Mathilde Garcia

Mathilde Garcia - © Villa Noailles Hyères
France

École Supérieure d’Art et de Design de Saint-Étienne
IG @mathilde__garcia

Mathilde Garcia est une designeuse basée à Saint-Étienne et diplômée de l’École d’art et de design de Saint-Étienne en 2022. Son travail explore les zones de tension de l’histoire du design qui ont fait débat ou rejet. Elle s’intéresse particulièrement au décoratif et à son statut, longtemps marginalisés au profit de la fonction et de la rationalité moderniste. À partir d’objets aux usages identifiables, elle déplace leur fonction pour en révéler la dimension narrative. Résidente aux Ateliers des anciens beaux-arts de Saint-Étienne, elle cofonde en 2025 le collectif ppdesigner, au sein duquel elle développe des projets curatoriaux.

Lignes de fuite
Lignes de fuite est une série de sept objets qui s’articule autour du statut du décoratif dans le champ du design contemporain. Historiquement relégué au second plan par le modernisme, associé à l’ornement superflu et aux pratiques dites féminines, le décoratif est ici revendiqué comme un espace critique à part entière qui produit du récit et de la tension, une nécessité grandissante face à la standardisation de l’ultra-fonctionnalisme et aux injonctions de l’usage. Les objets développés présentent une fonction volontairement instable. Ils empruntent des typologies domestiques reconnaissables; vase, cabinet, globe, suitcase; tout en en perturbant l’usage. Ces objets proposent une double lecture : une première, immédiate, par la forme et la silhouette, et une seconde, plus attentive, par les détails ornementaux qui les composent. L’ornement devient alors un outil de narration, venant enrichir la perception de l’objet sans jamais le rendre totalement lisible ou strictement utilitaire.

L’ornement joue un rôle central dans ce travail. Les motifs développés reposent majoritairement sur des formes conçues à l’aide d’outils numériques vectoriels et des emojis, formes de représentation largement diffusées. Ces formes, bien que référencées à la nature ou à notre environnement direct, portent les traces visibles de leurs origines numériques. Elles révèlent la manière dont les outils contemporains modifient notre rapport au dessin, produisant des formes artificielles, répétables et transformant l’ornement en image.
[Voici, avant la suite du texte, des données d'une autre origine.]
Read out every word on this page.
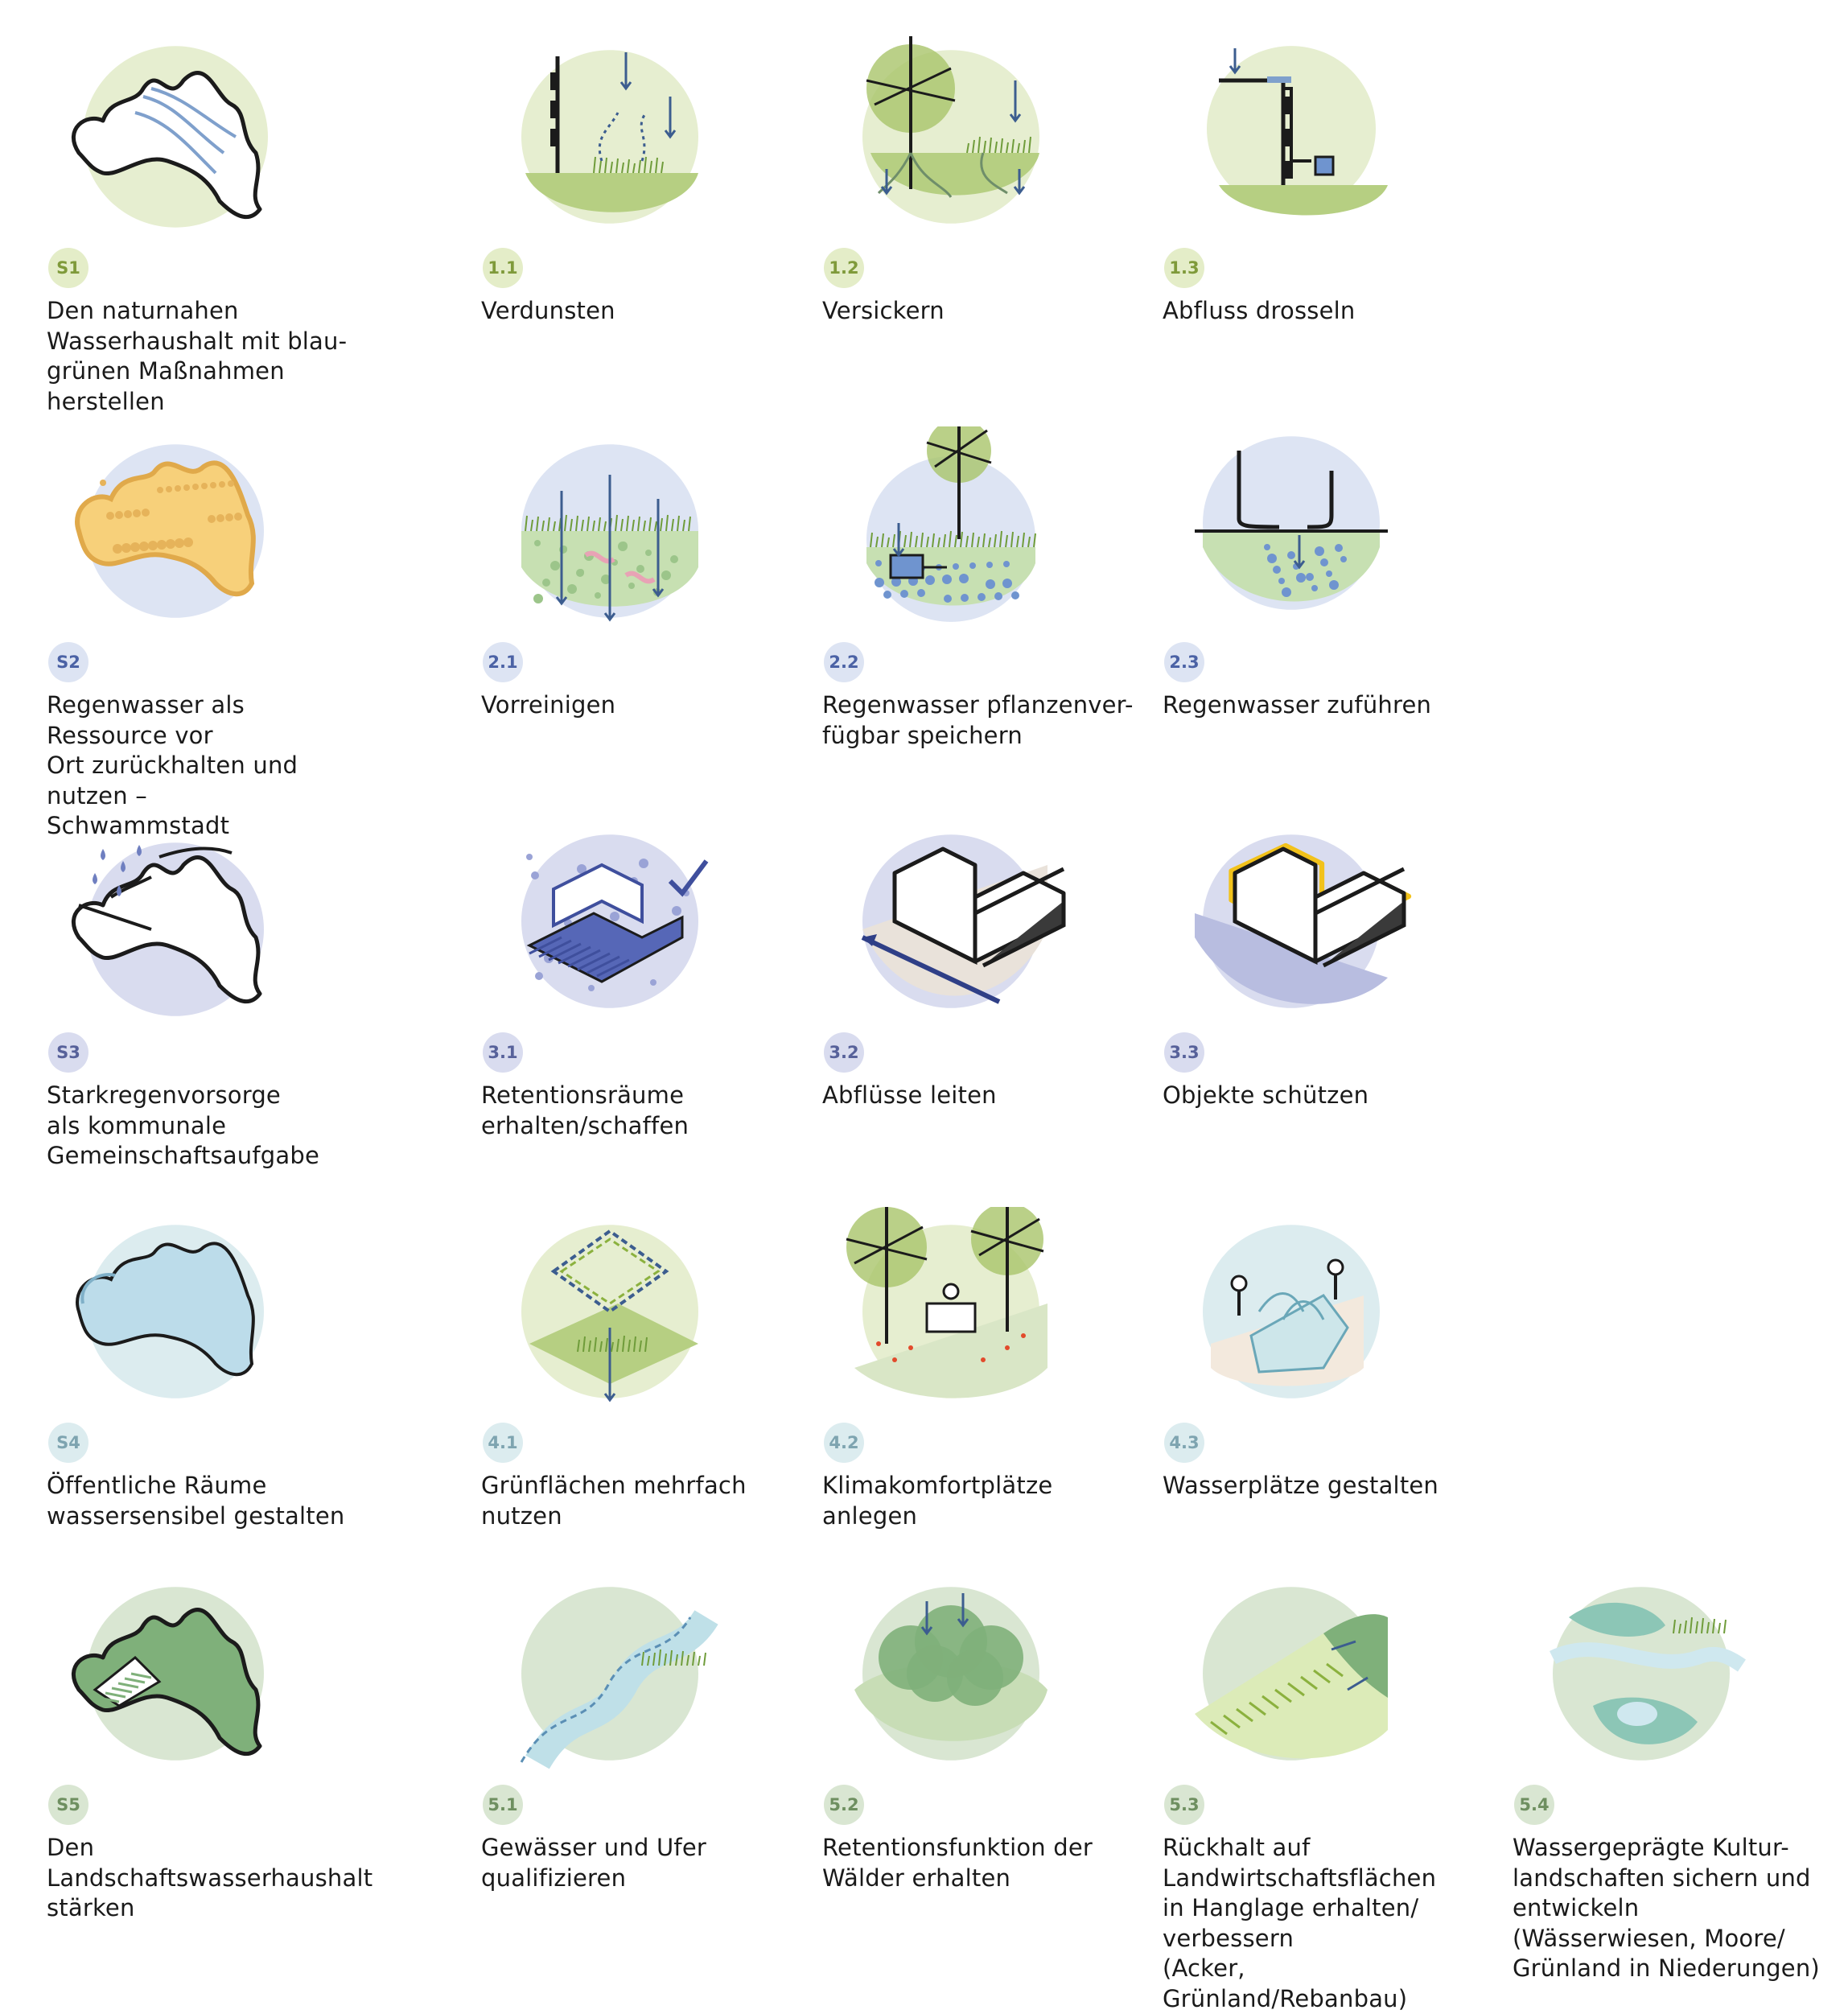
S1
Den naturnahen
Wasserhaushalt mit blau-
grünen Maßnahmen
herstellen
1.1
Verdunsten
1.2
Versickern
1.3
Abfluss drosseln
S2
Regenwasser als Ressource vor
Ort zurückhalten und nutzen –
Schwammstadt
2.1
Vorreinigen
2.2
Regenwasser pflanzenver-
fügbar speichern
2.3
Regenwasser zuführen
S3
Starkregenvorsorge
als kommunale
Gemeinschaftsaufgabe
3.1
Retentionsräume
erhalten/schaffen
3.2
Abflüsse leiten
3.3
Objekte schützen
S4
Öffentliche Räume
wassersensibel gestalten
4.1
Grünflächen mehrfach
nutzen
4.2
Klimakomfortplätze anlegen
4.3
Wasserplätze gestalten
S5
Den Landschaftswasserhaushalt
stärken
5.1
Gewässer und Ufer
qualifizieren
5.2
Retentionsfunktion der
Wälder erhalten
5.3
Rückhalt auf
Landwirtschaftsflächen
in Hanglage erhalten/
verbessern
(Acker, Grünland/Rebanbau)
5.4
Wassergeprägte Kultur-
landschaften sichern und
entwickeln
(Wässerwiesen, Moore/
Grünland in Niederungen)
Cette artificialité assumée se prolonge dans des objets qui simulent des fonctions sans les remplir pleinement. Les vases, par exemple, n’accueillent pas de fleurs vivantes, mais tout au plus des fleurs artificielles, affirmant leur statut d’objets décoratifs autonomes. Certains intègrent des fonctions annexes ou contradictoires, telles que des porte-étagères, brouillant la hiérarchie entre usage et représentation. D’autres dissocient clairement structure et surface, comme le vase Ace dont la « peau » est mise à distance, accentuant la séparation entre forme perçue et fonction supposée. Les matériaux employés; chêne ancien, médium, acétate, éléments industriels standardisés; sont choisis pour leur charge symbolique autant que pour leur matérialité. Le chêne, issu des anciennes solives de la caserne de Sully, vieux de plus de 200 ans, entre en dialogue avec des technologies contemporaines telles que l’impression 3D, elles-mêmes héritières de logiques ornementales issues de la Renaissance. Ce croisement temporel inscrit les objets dans une continuité historique, où passé et présent coexistent sans hiérarchie. La série se construit dans un jeu de contradictions maintenues ouvertes : entre fonction et décor, entre industrie et nature, entre héritage historique et outils numériques contemporains. Les objets ne cherchent pas à résoudre ces tensions, mais à les rendre visibles.